A Reminder About Allies

An ally is not a friend. An ally doesn’t even have to like you very much. An ally doesn’t have to support all your goals. They may even dislike some of your goals. An ally can be someone you harmed at some point, or someone who harmed you. An ally can be someone who gave you reasons to distrust them. An ally can be someone you can almost be certain will turn against you at some point. It sounds like these may be reasons not to seek allies, but they are not.

Consider for a moment the alliances between the Soviet Union, the United Kingdom, and the United States during the Second World War. The Soviet Union had every reason to be distrustful. The US and UK had invaded the Soviet Union less than 30 years earlier and had hardly been friendly since that time. And the Soviets had at one point cooperated with Nazi Germany.

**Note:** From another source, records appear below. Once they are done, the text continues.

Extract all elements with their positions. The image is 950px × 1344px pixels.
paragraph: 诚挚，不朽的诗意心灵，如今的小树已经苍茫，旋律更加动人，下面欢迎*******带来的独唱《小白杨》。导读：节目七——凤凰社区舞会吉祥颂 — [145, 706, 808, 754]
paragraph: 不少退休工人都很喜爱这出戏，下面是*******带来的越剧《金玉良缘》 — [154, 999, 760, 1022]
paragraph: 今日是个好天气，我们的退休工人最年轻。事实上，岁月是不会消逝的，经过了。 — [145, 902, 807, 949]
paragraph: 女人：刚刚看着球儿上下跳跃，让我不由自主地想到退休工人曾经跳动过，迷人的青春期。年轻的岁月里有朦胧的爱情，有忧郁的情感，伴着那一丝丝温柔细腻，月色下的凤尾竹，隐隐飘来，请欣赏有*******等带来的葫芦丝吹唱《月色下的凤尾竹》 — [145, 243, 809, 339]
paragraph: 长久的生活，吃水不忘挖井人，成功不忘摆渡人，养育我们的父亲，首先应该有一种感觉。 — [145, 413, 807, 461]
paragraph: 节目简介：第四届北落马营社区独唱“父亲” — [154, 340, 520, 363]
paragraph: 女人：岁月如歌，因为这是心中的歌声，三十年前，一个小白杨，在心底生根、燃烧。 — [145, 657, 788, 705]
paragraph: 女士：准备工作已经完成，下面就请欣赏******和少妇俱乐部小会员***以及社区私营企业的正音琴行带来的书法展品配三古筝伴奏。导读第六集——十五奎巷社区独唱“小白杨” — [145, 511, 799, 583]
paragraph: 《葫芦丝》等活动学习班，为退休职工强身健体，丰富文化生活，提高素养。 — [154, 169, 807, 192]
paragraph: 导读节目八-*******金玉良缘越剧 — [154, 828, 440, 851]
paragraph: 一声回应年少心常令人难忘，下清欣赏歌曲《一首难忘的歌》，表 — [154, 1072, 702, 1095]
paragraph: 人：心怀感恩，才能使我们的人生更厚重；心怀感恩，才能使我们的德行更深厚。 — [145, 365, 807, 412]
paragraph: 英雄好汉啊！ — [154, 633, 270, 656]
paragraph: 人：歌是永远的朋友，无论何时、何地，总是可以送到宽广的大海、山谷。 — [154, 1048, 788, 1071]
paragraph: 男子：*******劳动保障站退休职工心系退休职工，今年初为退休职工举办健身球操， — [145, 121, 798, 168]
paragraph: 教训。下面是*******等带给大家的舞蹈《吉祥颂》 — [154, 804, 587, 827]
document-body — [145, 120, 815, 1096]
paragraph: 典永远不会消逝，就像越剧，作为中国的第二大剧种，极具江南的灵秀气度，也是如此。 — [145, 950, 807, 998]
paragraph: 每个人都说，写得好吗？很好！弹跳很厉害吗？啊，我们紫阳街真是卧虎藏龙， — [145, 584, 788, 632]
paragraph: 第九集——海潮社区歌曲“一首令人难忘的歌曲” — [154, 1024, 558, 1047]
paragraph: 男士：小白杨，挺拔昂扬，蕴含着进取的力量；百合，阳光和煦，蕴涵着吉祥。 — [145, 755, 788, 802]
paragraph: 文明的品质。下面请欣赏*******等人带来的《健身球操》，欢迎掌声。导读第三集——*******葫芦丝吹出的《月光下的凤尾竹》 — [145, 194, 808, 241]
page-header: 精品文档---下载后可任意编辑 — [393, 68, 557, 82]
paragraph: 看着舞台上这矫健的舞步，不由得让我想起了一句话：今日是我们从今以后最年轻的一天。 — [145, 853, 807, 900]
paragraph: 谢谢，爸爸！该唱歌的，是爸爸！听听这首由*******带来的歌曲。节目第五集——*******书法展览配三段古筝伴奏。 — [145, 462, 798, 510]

None of these issues was thought a reason that these three nations should not work together. There were common goals that were more important than old wounds. And yes, these alliances started breaking down once common goals were met. The US would override the Quebec Agreement with the 1946 Atomic Energy Act leaving Britain with nothing to show for its contribution to the Manhattan Project. And all possibility of cooperation between the Soviet Union and the west would become impossible after the Berlin Crisis of 1948.

There’s an old saying: “The enemy of my enemy is my friend”. I disagree because that’s a terrible way to make friends. But it might be a good way to find allies.

Allies have a few important characteristics:

  1. They share a goal with you. It can simply be just one goal.
  2. They have the power to help achieve this goal.
  3. They are likely to stay motivated until the goal is achieved.
  4. It is possible to have a respectful discussion with them.

This post isn’t really about WWII strategy, or even alliances in general. I’m actually trying to make a point about WoLF’s recent efforts to reach out to conservative Christian organizations to combat gender identity laws and policies. The progressive lefty types I used to hang out with a couple of years ago, mostly online, do not approve of these efforts. But I like them. They meet all four of the above conditions for potential good allies.

I am especially impressed at how well discussions between radical feminists and conservatives meet condition four, respectful discussion. This recent panel discussion at the Heritage Foundation makes that clear. Compare that with this chaos earlier when one of the women who would later be on the Heritage panel was attacked by members of her own supposed “community”.

The Heritage Foundation has many terrible goals, and I would never recommend being their friend. But I do think they meet all four conditions for being an very effective ally.